J’ai deux copains à Obernai, Slimane et Yacine, qui m’ont raconté l’histoire de la statue qui a été déboulonnée en Algérie et à nouveau inaugurée au Mont national de leur bonne ville. C’est une histoire pour des historiens, ou des universitaires spécialistes de la décolonisation et des conséquences de la fin de la guerre, que l’on doit écrire après une enquête et une mise en perspective diplomatique. Peut-on 60 années plus tard n’en garder que quelques anecdotes et la raconter comme des souvenirs confus nourrissant les sarcasmes de la question « t’es sûr que c’est vrai ? ». Oui, le cocasse le permet.

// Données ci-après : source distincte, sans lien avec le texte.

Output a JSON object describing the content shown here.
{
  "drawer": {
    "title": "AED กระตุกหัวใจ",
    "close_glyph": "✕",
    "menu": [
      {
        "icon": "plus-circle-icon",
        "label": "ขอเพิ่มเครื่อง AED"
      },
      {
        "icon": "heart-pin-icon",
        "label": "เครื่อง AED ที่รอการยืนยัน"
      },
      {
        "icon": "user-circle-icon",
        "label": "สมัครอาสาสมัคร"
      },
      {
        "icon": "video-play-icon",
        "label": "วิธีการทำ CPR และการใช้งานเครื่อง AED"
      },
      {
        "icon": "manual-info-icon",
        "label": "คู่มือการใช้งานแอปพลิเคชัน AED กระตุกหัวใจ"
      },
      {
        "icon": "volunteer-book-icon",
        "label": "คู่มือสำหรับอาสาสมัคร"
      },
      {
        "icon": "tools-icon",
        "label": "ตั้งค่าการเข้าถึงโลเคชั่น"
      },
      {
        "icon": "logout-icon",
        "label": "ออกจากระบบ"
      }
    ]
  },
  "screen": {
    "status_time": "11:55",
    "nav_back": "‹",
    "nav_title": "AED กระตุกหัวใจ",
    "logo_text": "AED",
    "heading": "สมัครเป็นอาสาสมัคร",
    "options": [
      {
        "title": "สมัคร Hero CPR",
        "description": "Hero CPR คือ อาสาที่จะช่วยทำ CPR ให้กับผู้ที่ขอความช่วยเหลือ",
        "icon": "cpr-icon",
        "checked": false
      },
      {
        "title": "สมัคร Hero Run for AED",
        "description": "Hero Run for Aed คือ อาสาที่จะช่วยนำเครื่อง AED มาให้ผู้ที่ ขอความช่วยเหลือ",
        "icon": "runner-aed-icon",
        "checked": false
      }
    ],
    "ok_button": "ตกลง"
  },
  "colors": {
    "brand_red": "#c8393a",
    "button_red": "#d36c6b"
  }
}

Les parents arabes de mes amis faisaient partie de l’équipe d’ouvriers qui travaillaient pour l’armée française, chargés de récupérer les statues des places des villages. Il fallait des grues et bien sûr on laissait sur place les piédestaux avec les noms gravés, puis on transportait l’homme célèbre déboulonné dans les dépôts d’une caserne. Et l’on tentait d’obtenir un passeport pour suivre les Pieds noirs qui avaient encore de la famille en métropole, et trouver ainsi un point de chute. Les rapatriés furent les bienvenus à Obernai. Nous sommes en 1962, la petite communauté qui a quitté l’Algérie aimerait bien récupérer une statue pour l’installer dans cette bonne ville d’accueil. Et pourquoi pas celle du Père Bugeaud, le commandant colonial de l’armée française qui avait combattu, lors d’une attaque en plein sommeil, en portant son bonnet de nuit, ce qui inspira la fameuse chanson :
« as-tu vu la casquette, la casquette, as-tu vu la casquette du père Bugeaud, elle est faite en poils de chameau ». Mais cette statue est déjà réclamée par le village d’Exideuil le lieu de naissance du maréchal Bugeaud. Va donc pour un autre maréchal, Jean-Baptiste Jourdan ! Inauguration officielle le 11 novembre 1969 ! Mais 20 ans plus tard, on s’aperçoit que l’homme de bronze, ce n’est pas lui, mais le général Lazare Carnot! Soit on renvoie la statue, soit on change le nom de la plaque… Mes amis m’ont raconté que sur le navire Le Dives qui ramenait dans la précipitation les statues à Marseille, cela avait été un peu le bazar propice à des confusions. L’important pour ceux qui partaient, et ceux qui voulaient partir avec eux, c’était d’avoir une place sur un bateau pour par exemple rejoindre une ville alsacienne quittée par des aïeux en 1870.

Partir, c’est à la fois une difficile énigme et une dynamique conquête. Il y a souvent quelque chose d’équivoque, on laisse derrière soi un passé insaisissable, souvent avec peu d’éléments pour perpétuer des souvenirs… La statue qui avait quitté le soleil des portes du Sahara pour la neige des pieds des Vosges devenait une chimère ou un spectre comme chez Hamlet. Pour les promeneurs d’Obernai, le grand bronze fantoche refléta une quête identitaire dont la plupart n’avait aucun entendement. La statue donne un peu d’ombre l’été, et sans les mots gravés sur son socle, son nom serait Personne. C’est pour cela aussi que Slimane et Yacine, qui sont nés à Obernai, ont parfois l’impression d’être des illusions en Alsace.